原材料の高騰や気候変動対応など、直面する問題には、高効率で実効性の高いモノづくりを推進しながら適正価格への改定や太陽光発電などのエネルギー面の切り口からも取り組んでいく。
企業の発展は、そこで働く人間のポテンシャルがいかに発揮されるかにかかっていると考えており、従業員に対する期待度の高さは変わりなく、人的資本への投資を積極的に進めていきたいと考えている。このため、本年度の経営スローガンとして「ワクワクする未来を語ろう!」を掲げている。価値観が多様化する中、モチベーションを高めるスイッチは個人によって異なり、求める水準も異なるので、一律的な働きかけだけでは難しいが、それぞれが仕事のやりがいや働きがいを呼び起こす要素として自分の仕事が社会や他者に役立つ仕事をしているという自覚を持つことで、仕事に対するワクワク感を感じてほしいと考えている。
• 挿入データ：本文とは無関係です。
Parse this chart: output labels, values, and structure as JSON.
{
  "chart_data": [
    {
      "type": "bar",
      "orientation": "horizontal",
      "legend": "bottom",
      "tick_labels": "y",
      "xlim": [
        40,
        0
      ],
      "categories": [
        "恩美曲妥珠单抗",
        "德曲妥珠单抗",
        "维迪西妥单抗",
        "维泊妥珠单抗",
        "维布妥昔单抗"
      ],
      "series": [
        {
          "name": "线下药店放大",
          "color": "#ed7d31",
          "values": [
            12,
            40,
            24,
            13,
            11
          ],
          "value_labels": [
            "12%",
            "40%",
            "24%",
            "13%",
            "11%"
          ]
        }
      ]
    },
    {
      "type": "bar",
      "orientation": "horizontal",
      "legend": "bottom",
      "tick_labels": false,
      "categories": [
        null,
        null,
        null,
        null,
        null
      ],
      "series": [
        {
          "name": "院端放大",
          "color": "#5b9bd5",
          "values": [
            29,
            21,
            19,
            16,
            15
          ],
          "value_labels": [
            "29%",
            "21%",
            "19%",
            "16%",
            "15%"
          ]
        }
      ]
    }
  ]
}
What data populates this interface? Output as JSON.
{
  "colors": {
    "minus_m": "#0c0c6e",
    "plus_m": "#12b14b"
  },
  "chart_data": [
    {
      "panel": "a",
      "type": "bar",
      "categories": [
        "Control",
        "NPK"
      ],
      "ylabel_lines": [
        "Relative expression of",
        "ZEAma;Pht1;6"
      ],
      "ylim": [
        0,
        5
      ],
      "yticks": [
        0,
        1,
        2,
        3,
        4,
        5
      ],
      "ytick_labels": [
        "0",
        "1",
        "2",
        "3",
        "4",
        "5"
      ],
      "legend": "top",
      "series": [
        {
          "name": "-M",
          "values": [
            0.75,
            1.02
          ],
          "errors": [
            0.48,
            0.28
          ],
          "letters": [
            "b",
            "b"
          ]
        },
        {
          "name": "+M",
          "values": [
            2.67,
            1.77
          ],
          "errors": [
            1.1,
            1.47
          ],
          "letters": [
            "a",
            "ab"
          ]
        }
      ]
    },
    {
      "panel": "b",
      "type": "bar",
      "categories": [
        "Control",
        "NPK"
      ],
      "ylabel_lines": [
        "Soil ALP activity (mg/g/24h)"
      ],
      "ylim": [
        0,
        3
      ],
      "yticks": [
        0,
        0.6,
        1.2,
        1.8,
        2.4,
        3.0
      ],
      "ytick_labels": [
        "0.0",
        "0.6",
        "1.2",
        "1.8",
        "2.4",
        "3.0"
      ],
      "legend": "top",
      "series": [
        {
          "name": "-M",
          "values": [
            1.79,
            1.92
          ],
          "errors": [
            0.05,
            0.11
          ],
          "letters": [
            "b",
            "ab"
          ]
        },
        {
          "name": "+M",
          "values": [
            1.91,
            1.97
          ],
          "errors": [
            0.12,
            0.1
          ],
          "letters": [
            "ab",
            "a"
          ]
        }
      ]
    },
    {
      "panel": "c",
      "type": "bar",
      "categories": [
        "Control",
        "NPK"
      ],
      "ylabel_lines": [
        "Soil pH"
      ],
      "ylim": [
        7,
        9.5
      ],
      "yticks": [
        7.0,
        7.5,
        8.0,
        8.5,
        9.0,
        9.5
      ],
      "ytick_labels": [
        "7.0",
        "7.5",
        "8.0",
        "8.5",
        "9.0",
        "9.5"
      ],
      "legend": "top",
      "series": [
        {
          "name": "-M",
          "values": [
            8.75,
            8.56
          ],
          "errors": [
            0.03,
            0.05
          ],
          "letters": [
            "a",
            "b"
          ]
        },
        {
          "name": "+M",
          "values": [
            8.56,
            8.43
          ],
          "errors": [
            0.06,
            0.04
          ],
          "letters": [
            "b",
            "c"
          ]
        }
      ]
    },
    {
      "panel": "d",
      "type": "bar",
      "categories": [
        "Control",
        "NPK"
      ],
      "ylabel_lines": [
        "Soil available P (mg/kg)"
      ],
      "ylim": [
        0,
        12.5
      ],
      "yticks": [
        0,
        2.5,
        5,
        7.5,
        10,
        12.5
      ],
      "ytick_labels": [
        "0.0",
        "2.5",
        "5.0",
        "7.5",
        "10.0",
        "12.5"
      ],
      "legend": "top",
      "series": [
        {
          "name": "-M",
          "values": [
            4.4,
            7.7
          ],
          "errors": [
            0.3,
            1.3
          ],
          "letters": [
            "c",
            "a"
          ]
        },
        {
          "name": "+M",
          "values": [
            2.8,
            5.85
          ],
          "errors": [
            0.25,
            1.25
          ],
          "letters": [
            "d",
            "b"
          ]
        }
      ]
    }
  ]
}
当社の創業者である榎並充造氏の理念として「発信だけでなく受信が大切」という考えがある。この言葉の示す意味は、伝えることも大切だが、相手にその意味や狙いを正しく理解させ、腹落ちしてもらうことが大事ということと理解している。
私自身もできるだけ現場に出向き、従業員と対話し気持ちをキャッチするとともに、こちらの思いを知ってもらうという双方向のコミュニケーションを通じて企業としての持続的な成長を続けていきたい。